New Left Review 71, September-October 2011
jacob emery
ART OF THE INDUSTRIAL TRACE
Seen from the air, cultivated expanses of land resemble abstract paintings: the polka-dot patterns produced by agricultural pivots in the American West; the vast electrified grids of cities at night. It is an observation that has been made by many writers and by numerous people in window seats on cloudless days. A major branch of contemporary photography consists of high-altitude panoramas of construction sites, cranberry harvests, strip mines, and so on, rendered legible as objects only through reference to a caption. ‘The warm and cool hues of this bauxite waste remind artist J. Henry Fair of a Kandinsky painting,’ reads the note to Fair’s photograph Transition, a gorgeous wash of industrial effluvia typical of his Industrial Scars series.
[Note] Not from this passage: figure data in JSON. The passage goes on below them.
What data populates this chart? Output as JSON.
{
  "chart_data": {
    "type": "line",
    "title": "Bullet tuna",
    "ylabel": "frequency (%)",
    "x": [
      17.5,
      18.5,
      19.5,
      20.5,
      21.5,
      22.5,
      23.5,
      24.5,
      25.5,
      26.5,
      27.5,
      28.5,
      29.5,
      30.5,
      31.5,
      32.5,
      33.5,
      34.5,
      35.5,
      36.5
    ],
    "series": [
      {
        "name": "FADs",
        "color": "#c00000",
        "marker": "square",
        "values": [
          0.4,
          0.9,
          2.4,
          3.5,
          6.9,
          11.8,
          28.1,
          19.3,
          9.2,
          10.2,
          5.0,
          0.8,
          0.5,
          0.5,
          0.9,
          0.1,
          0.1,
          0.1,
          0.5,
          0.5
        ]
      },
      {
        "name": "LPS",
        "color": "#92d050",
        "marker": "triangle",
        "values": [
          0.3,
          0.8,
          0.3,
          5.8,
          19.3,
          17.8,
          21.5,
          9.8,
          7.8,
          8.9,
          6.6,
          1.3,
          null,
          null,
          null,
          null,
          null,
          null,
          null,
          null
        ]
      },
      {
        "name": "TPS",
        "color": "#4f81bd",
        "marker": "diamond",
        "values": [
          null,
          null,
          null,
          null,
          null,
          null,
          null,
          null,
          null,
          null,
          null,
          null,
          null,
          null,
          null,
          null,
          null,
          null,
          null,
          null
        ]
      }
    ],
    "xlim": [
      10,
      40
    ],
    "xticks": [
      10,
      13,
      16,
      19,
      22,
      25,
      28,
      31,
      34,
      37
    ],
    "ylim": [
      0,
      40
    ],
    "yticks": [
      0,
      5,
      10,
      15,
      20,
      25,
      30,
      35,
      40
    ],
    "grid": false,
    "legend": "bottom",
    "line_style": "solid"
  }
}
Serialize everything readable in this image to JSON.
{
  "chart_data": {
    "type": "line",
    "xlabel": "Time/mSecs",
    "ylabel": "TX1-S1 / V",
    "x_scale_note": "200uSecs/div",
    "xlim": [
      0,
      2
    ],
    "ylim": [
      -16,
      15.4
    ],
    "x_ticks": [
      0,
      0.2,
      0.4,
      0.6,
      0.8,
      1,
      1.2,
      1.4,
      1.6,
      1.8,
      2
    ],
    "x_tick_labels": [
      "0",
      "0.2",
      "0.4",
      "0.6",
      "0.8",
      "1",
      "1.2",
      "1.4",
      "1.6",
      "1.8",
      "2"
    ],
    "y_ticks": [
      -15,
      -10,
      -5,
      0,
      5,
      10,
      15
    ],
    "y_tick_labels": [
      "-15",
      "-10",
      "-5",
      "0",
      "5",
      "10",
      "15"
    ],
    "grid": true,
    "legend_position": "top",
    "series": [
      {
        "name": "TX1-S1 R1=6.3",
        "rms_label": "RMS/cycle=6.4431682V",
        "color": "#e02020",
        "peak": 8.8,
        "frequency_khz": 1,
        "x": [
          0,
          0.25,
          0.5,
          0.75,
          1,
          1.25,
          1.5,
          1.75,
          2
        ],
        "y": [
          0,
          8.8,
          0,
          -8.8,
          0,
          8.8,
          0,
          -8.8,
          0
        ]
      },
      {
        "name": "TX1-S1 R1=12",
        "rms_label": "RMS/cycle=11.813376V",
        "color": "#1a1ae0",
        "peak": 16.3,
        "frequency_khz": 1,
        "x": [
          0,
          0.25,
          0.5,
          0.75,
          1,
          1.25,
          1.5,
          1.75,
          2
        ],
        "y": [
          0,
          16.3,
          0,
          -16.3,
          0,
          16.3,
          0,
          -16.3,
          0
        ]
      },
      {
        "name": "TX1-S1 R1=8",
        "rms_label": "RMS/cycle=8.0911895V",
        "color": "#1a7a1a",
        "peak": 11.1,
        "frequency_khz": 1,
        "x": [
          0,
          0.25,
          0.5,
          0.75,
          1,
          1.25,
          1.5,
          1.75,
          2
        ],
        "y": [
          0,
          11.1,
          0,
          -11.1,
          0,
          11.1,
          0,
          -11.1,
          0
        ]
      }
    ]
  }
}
Similarly, the photographer Georg Gerster selected views for his aerial photographs ‘mostly for their design quality, symmetry of town plans, highways and parking lots, the mosaic patterns of agricultural fields that look like multicoloured patchworks’. [1] J. Henry Fair, Industrial Scars, Arts House, Singapore, 19–30 October 2007. On Georg Gerster, see Margaret Dreikausen, Aerial Perception: Earth as Seen from Aircraft and Spacecraft and Its Influence on Contemporary Art, Philadelphia 1985, p. 17.